Noch als wir auf dem Heimweg waren, hatte es zu regnen begonnen, und es hört auch vorerst nicht wieder auf. Unser Taxi, das uns zum Abendessen in das Farmrestaurant Ogonek bringen soll, lässt auf sich warten, die Innenstadt ist ein einziger Stau. Als es etwa 45 Minuten zu spät auftaucht, verlangt der Fahrer gleich ein Vielfaches des vorher vereinbarten Fahrpreises. Aber wir haben keine Wahl, wenn wir wirklich in dieses Restaurant wollen - es regnet immer noch, und ein anderes Taxi finden wir mit Sicherheit nicht.

 

Das Essen im Ogonek ist richtig gut. Ulrich und ich haben King Crabs, und die sind köstlich.

 

Die Rückfahrt ist einfacher. Vom Restaurant wird ein Taxi bestellt, und nach ein paar Minuten ist es da.

 

 


 

Dienstag, 28.05.

 

Der Tag fängt schlecht an. Ein Geldautomat kassiert Norberts Kreditkarte und lässt sich nicht überreden, sie wieder herauszugeben. Glücklicherweise ist unter der am Automaten angebrachten Telefonnummer auch tatsächlich jemand zu erreichen, und Norbert bekommt die Zusage, dass er seine Karte morgen früh in der Bankfiliale abholen kann. Was hätten wir getan, wenn Norbert kein Russisch gekonnt hätte?

 

Aber nun können wir unser geplantes Tagesprogramm auch umsetzen. Wir wollen zur Südspitze von Wladiwostok, zum Tokarevskiy Leuchtturm, einem beliebten Ausflugsziel.

 

Vorher aber fahren wir mit einem Taxi zum Eagles Nest, einem Aussichtspunkt mit gutem Blick über die Stadt. Hoch geht es mit einer Standseilbahn.

 

Nachdem wir ausreichend fotografiert haben, fahren wir zurück in die Stadt. Zusammen werfen wir noch einen Blick auf die Eastern Dream, und dann setzen wir uns in einen Bus, der uns zu unserem Ziel bringt - dachten wir! Der Weg von der Endhaltestelle bis zum Leuchtturm ist noch sehr weit. Es ist heiß, und wir laufen an der Straße entlang.

 

Aber dann haben wir es geschafft!
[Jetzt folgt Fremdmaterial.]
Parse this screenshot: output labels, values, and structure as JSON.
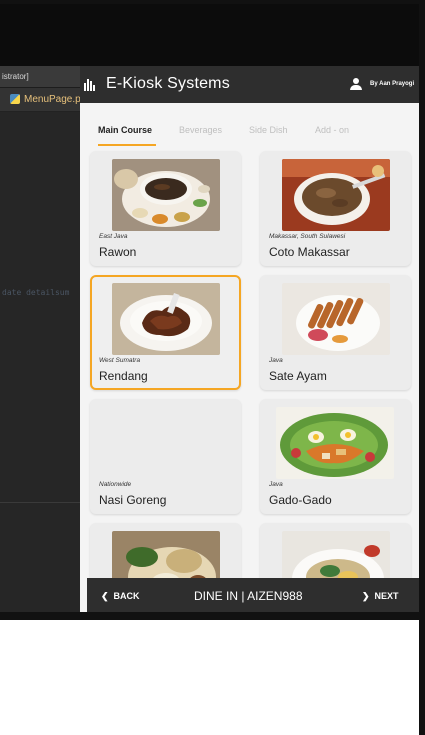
{
  "ide": {
    "title_fragment": "istrator]",
    "tab_file": "MenuPage.py",
    "code_fragment": "date detailsum"
  },
  "app": {
    "title": "E-Kiosk Systems",
    "user_name": "By Aan Prayogi",
    "tabs": [
      {
        "label": "Main Course",
        "active": true
      },
      {
        "label": "Beverages",
        "active": false
      },
      {
        "label": "Side Dish",
        "active": false
      },
      {
        "label": "Add - on",
        "active": false
      }
    ],
    "menu_items": [
      {
        "region": "East Java",
        "name": "Rawon",
        "selected": false,
        "photo": "rawon-photo"
      },
      {
        "region": "Makassar, South Sulawesi",
        "name": "Coto Makassar",
        "selected": false,
        "photo": "coto-makassar-photo"
      },
      {
        "region": "West Sumatra",
        "name": "Rendang",
        "selected": true,
        "photo": "rendang-photo"
      },
      {
        "region": "Java",
        "name": "Sate Ayam",
        "selected": false,
        "photo": "sate-ayam-photo"
      },
      {
        "region": "Nationwide",
        "name": "Nasi Goreng",
        "selected": false,
        "photo": ""
      },
      {
        "region": "Java",
        "name": "Gado-Gado",
        "selected": false,
        "photo": "gado-gado-photo"
      },
      {
        "region": "",
        "name": "",
        "selected": false,
        "photo": "partial-dish-photo"
      },
      {
        "region": "",
        "name": "",
        "selected": false,
        "photo": "partial-dish-photo"
      }
    ],
    "footer": {
      "back_label": "BACK",
      "order_label": "DINE IN | AIZEN988",
      "next_label": "NEXT"
    }
  },
  "colors": {
    "accent": "#f5a623",
    "header_bg": "#2e2e2e",
    "page_bg": "#f4f4f4"
  }
}
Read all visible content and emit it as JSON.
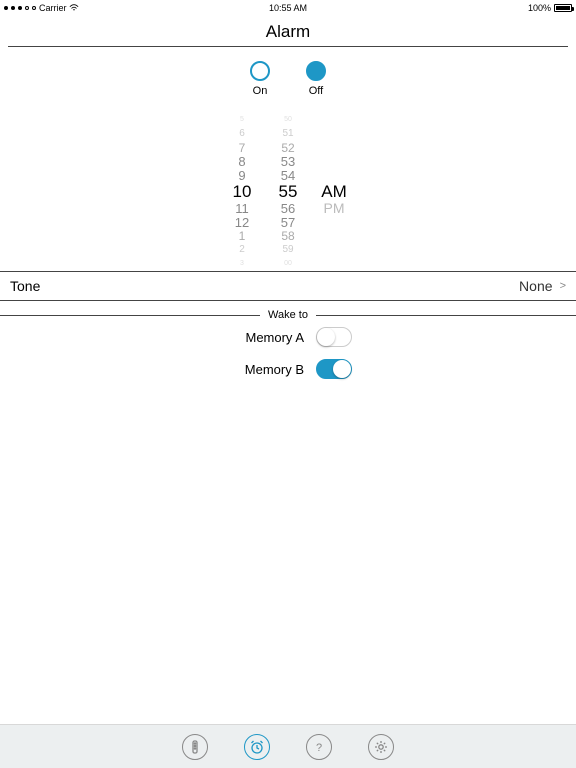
{
  "statusbar": {
    "carrier": "Carrier",
    "time": "10:55 AM",
    "battery": "100%"
  },
  "title": "Alarm",
  "onoff": {
    "on_label": "On",
    "off_label": "Off",
    "value": "Off"
  },
  "time_picker": {
    "hour": 10,
    "minute": 55,
    "ampm": "AM",
    "hour_roll": [
      "5",
      "6",
      "7",
      "8",
      "9",
      "10",
      "11",
      "12",
      "1",
      "2",
      "3"
    ],
    "minute_roll": [
      "50",
      "51",
      "52",
      "53",
      "54",
      "55",
      "56",
      "57",
      "58",
      "59",
      "00"
    ],
    "ampm_other": "PM"
  },
  "tone": {
    "label": "Tone",
    "value": "None"
  },
  "wake_to": {
    "header": "Wake to",
    "items": [
      {
        "label": "Memory A",
        "on": false
      },
      {
        "label": "Memory B",
        "on": true
      }
    ]
  },
  "tabbar": {
    "items": [
      "remote",
      "alarm",
      "help",
      "settings"
    ],
    "active": "alarm"
  }
}
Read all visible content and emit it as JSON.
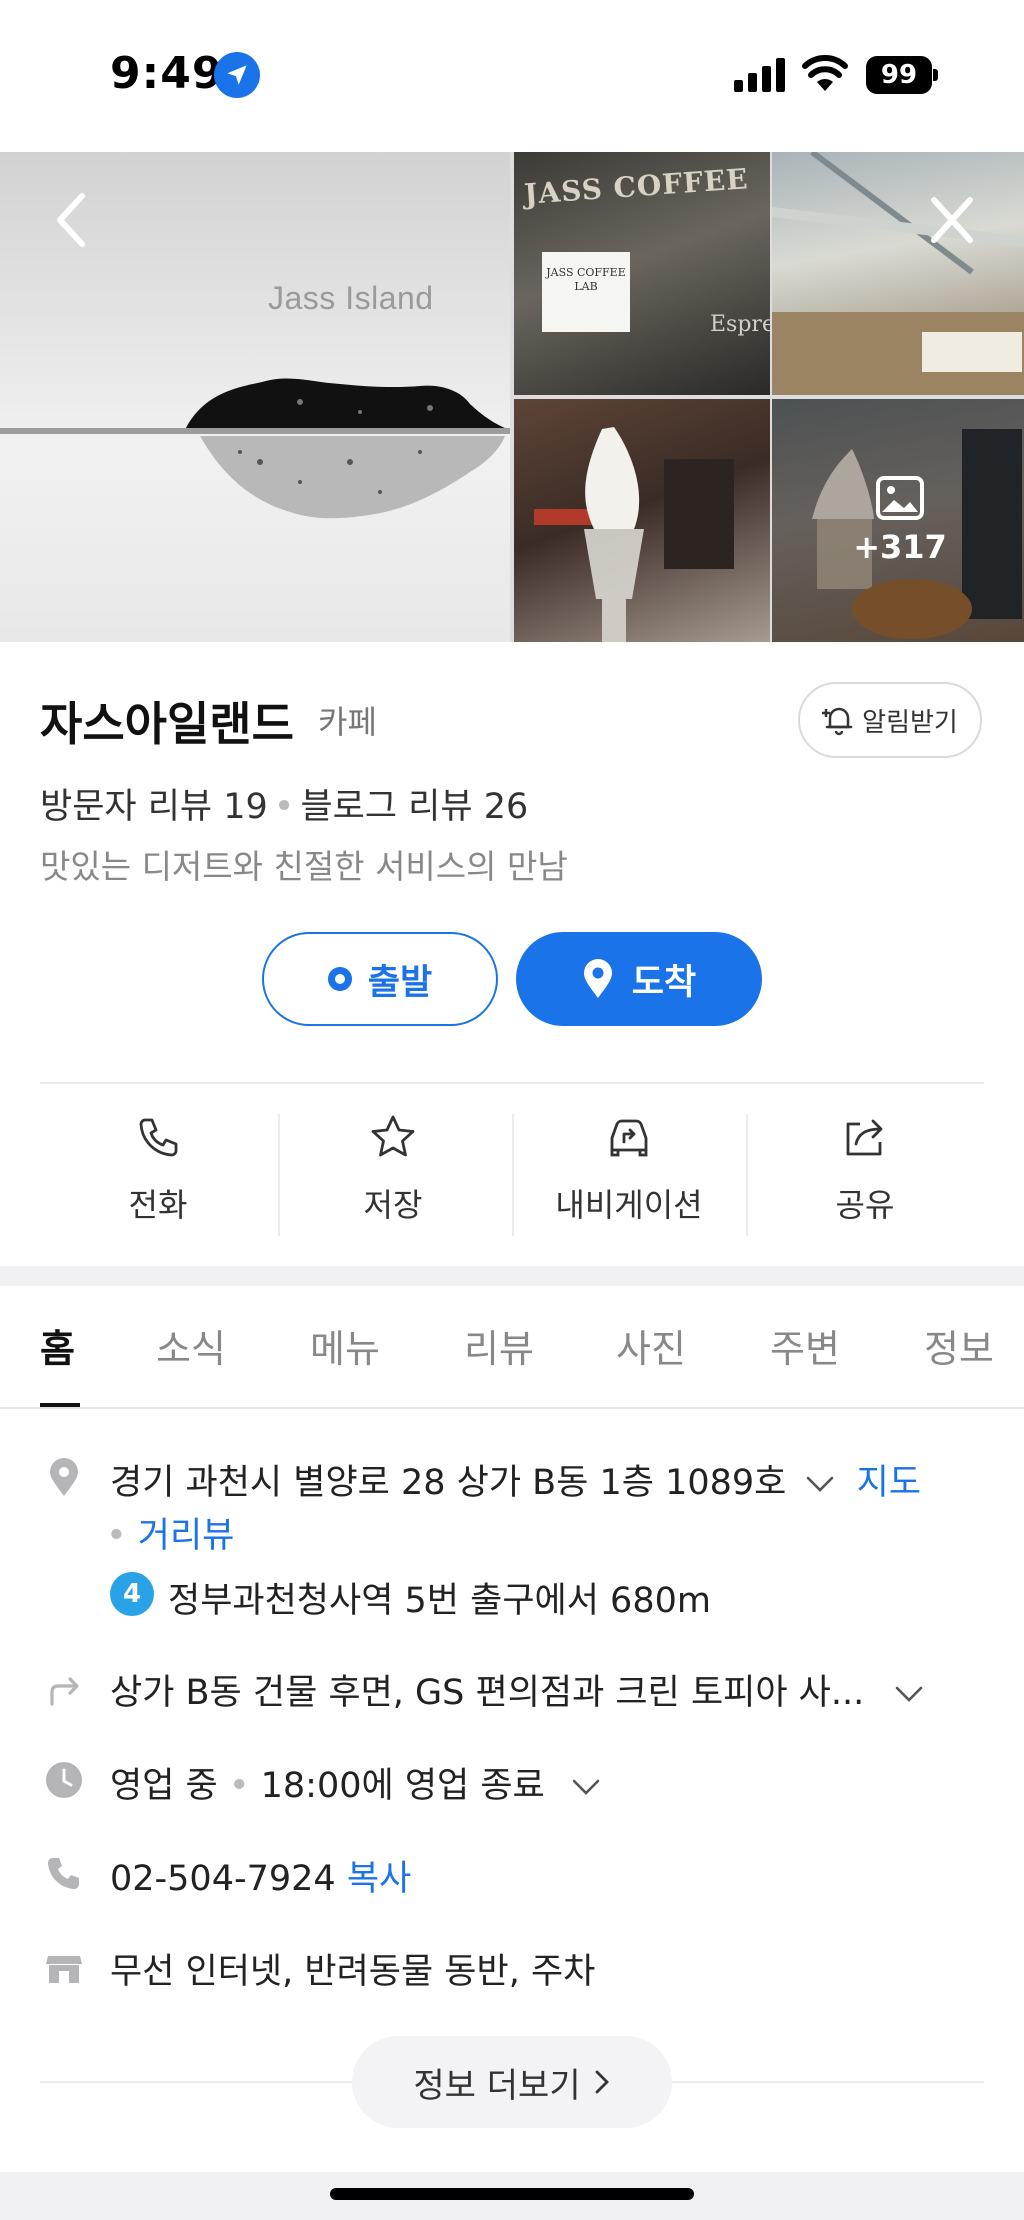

Wir sehen einen der ältesten Leuchttürme in Russlands Osten. Er wurde 1876 am Ende des Kaps Tokarevskiy erbaut und war ursprünglich durch eine Holzbrücke mit dem Land verbunden. Diese ist mittlerweile zerstört, und der Leuchtturm ist nur bei Ebbe über eine schmale steinige Landbrücke zu erreichen. Diese ist jetzt schon deutlich überspült, aber Norbert zieht Schuhe und Strümpfe aus und watet zum Leuchtturm.

 

Der Tokarevskiy Leuchtturm ist ein inoffizielles Symbol von Wladiwostok, viele Paare kommen hierher, um ihre Hochzeitsfotos zu machen, und im Sommer ist er ein beliebter Platz für Picknicks und Barbecues.

 

Auch heute sind viele Menschen hier und versuchen, sich mit bunten, wehenden Tüchern fotogen vor dem Leuchtturm zu positionieren. Ein bißchen nervig ist es schon.

 

Es gibt hier ein halboffenes Seefoodrestaurant, und wir beschließen, hier zu lunchen. Kaum sitzen wir, toben Sturmböen durch das Haus, und ein Platzregen setzt ein - gerade noch geschafft! Das Essen ist nicht wirklich gut (Reis mit eher wenig Meeresfrüchten), aber wir sitzen trocken, während das Personal damit beschäftigt ist, Türeingänge und Fenster zu sichern.

 

Nach dem Ende des kleinen Unwetters klart der Himmel schnell wieder auf, und wir machen uns auf den Weg zur Bushaltestelle.

 

Busfahren ist übrigens eine sehr gute Form des Sightseeings, auch wenn die örtlichen Busse die Entwicklung in die modernen Zeiten eher verpasst haben - es gibt also doch noch ein Relikt aus Sowjetzeiten.

 

Auf dem Weg ins Hotel kaufen wir noch ein paar Vorräte für die Fährfahrt ein. Wer weiß, ob es auf dem Schiff wirklich etwas zu essen gibt.

 

Heute abend essen wir im Restoran Gus‘ Karas‘. Hier gibt es original russische Küche, und das gar nicht so schlecht.

 

Die Taxifahrten hin und zurück verlaufen übrigens problemlos.

 

 


 

Mittwoch, 29.05.

 

Norbert steht früh auf. Er will zur Geschäftsöffnung in der Bankfiliale sein, wo er (hoffentlich!) seine Kreditkarte zurück bekommt.

 

Ansonsten haben wir Zeit, in Ruhe die Koffer zu packen. Es reicht, wenn wir gegen Mittag an der Fähre sind, um 14.00 Uhr soll sie ablegen. Zwischendurch kommt ein Anruf von Norbert mit einer Erfolgsmeldung. Er hat die Kreditkarte zurück, und der Rest des Urlaubs ist gerettet.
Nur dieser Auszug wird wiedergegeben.